Our greed has led to a state in which we believe the false claims and promises of politicians who, for the large part, represent no one other than themselves. We should know by now that only certain types of people enter politics; such awareness should inspire us to keep a careful watch on their activities. Our greed has led us to a state where much of our lives are controlled by very large corporations. The quality of the food we eat, the programs we watch on television, the working life of the appliances or automobiles we purchase, the money we entrust to banks—the list is endless—are all controlled so as to maximize profits and return on investment. There is no concern for the individual customer.

Our greed has brought us to this state, so there is no point in blaming the politicians or the giant corporations because they are better at being greedy than we are.

We must get off this treadmill and retake control of our lives, first by recognizing the mess we have made and then by embracing the other kind of naïveté, the sweet one that Jesus taught. We must admit to ourselves that our greed has not brought us happiness. We must understand that, regardless of whether we are Christian or not, whether we belong to a church or not, practising the virtues of charity, humility, and forgiveness will put us on the path to true joy.

Photo Credit

Creative Commons: Some rights reserved


  1. "Isn’t it interesting that so many people consider it naïve to think that belief in and the practice of the virtues of charity, humility and forgiveness are one way to save this troubled world. It is more fashionable to believe that small-government or trickle-down or tax-and-spend economic policies or trade protectionism, or trade liberalization, will save us."

    You know, as simple as this thought is, it's actually stuck with me for a few days now and feels profound. Increasingly, I'm feeling as though I have no answers to anything. Every problem ends up being infinitely more complex than any proposed solution, which from one perspective or another, eventually become doubtful to me. In all these arguments about politics, doctrine, sexuality, ect, everyone is starting to appear naive and the temptation for me is to close off in apathy, to give up.

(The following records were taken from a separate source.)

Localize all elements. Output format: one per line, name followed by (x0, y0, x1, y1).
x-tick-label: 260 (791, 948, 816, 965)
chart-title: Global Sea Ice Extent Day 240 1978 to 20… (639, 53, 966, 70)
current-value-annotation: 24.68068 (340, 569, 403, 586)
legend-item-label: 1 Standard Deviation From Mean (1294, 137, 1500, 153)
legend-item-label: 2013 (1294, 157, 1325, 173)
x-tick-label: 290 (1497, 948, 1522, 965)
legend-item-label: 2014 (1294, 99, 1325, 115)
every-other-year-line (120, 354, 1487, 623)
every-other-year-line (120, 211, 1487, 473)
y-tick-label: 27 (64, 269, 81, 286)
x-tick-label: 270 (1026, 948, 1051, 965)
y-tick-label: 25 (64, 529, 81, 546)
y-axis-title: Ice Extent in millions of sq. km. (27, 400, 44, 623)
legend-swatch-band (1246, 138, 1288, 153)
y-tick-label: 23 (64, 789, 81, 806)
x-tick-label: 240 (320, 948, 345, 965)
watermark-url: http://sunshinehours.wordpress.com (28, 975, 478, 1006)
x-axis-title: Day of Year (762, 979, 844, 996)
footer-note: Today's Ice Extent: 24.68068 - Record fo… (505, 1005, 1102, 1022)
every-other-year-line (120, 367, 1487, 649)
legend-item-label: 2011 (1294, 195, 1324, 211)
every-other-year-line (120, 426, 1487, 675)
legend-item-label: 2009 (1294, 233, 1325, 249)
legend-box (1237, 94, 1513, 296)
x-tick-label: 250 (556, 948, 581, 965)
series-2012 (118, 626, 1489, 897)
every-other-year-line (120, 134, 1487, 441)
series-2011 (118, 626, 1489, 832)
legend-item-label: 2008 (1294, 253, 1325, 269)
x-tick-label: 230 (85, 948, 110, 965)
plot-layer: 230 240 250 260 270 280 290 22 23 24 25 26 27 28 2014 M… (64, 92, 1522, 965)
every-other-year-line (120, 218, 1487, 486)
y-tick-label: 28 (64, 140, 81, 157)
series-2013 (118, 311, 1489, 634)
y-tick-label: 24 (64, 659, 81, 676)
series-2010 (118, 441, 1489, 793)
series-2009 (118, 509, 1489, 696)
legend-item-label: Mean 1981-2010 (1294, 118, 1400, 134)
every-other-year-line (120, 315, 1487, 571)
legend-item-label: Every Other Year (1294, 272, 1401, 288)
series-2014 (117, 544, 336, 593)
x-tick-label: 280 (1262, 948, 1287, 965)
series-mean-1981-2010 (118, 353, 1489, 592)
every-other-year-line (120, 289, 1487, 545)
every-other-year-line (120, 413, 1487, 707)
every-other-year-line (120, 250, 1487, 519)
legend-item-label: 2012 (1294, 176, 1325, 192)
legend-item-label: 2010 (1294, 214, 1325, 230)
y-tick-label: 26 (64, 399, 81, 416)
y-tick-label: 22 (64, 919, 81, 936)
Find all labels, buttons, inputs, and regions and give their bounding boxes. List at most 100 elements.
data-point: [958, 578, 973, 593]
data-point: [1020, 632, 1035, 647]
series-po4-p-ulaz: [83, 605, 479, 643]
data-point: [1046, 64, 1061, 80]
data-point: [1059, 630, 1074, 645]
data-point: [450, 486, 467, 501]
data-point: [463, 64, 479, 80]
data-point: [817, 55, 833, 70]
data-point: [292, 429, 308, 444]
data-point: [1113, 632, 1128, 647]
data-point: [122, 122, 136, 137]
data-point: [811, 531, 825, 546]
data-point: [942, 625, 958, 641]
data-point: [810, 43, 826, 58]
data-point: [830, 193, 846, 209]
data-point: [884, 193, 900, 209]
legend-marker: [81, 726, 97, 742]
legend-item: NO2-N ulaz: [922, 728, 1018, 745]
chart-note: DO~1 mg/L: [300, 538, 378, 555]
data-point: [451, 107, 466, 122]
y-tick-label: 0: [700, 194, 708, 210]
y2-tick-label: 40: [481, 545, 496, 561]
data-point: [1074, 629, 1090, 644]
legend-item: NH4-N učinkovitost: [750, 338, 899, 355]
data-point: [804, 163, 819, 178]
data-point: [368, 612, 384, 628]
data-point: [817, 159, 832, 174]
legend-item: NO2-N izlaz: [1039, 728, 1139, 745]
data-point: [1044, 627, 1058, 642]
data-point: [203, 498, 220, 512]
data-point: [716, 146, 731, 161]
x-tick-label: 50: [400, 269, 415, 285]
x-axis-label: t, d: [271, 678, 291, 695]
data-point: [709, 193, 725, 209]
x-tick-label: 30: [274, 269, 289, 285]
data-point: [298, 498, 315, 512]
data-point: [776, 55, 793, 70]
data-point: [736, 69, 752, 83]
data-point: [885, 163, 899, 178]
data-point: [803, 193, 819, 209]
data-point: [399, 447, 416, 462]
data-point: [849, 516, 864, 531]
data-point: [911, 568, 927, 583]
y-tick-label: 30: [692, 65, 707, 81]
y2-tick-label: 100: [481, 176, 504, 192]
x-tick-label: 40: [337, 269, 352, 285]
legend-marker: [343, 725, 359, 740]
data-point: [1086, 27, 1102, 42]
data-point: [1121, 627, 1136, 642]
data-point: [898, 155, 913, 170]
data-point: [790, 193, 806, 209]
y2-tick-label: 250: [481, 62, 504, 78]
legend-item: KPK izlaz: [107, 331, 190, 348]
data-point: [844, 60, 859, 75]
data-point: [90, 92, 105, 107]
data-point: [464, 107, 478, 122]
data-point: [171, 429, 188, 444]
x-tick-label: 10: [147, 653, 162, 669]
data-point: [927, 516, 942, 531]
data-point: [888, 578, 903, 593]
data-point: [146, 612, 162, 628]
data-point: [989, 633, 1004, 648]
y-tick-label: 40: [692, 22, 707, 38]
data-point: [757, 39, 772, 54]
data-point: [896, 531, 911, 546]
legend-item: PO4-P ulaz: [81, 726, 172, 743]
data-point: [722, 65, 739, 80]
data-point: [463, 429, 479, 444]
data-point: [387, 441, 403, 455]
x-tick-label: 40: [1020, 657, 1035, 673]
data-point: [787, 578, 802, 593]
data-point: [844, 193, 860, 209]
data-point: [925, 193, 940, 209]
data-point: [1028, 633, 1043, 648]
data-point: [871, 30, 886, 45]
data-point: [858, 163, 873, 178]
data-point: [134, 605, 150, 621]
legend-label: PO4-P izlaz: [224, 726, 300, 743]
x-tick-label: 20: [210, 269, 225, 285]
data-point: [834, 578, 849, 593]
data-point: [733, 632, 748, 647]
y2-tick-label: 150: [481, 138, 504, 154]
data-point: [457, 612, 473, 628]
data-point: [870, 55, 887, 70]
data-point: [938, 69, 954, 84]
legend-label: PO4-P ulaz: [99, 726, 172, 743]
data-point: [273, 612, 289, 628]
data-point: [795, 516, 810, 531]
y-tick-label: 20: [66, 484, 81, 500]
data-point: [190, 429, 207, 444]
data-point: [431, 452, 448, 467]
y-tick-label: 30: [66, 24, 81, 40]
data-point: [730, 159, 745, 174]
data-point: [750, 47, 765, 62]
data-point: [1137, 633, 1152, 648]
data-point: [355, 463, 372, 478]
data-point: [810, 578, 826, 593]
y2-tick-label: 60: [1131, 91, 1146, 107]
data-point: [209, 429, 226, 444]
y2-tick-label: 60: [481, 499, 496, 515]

    But maybe what it means is that the only realistic, practical option is to live, as best as I can, a compassionate Christian life, to put all of this energy somewhere else, to make agape real and therefore help make Christ's presence truly felt.

    This has definitely been the words I've heard in the past little while: "worry less about being right, and more about transforming your life and the lives of others"

    I'll probably never be able to quit ranting (like I do on my blog), but I do feel like an inner posture is changing and maybe an inner knot being undone. So, thanks for the help.

  2. Hi JD:

    I think you are right: living a compassionate Christian life is indeed a realistic and practical option - more realistic and more practical than living a life filled with inner and outer conflict or with desire for material gain because it is that Christian life that will bring us happiness.

  3. This is excellent but sad. And with all the corporate and secret donations helping to put more Republicans into the House of Representatives do you think it will get any better?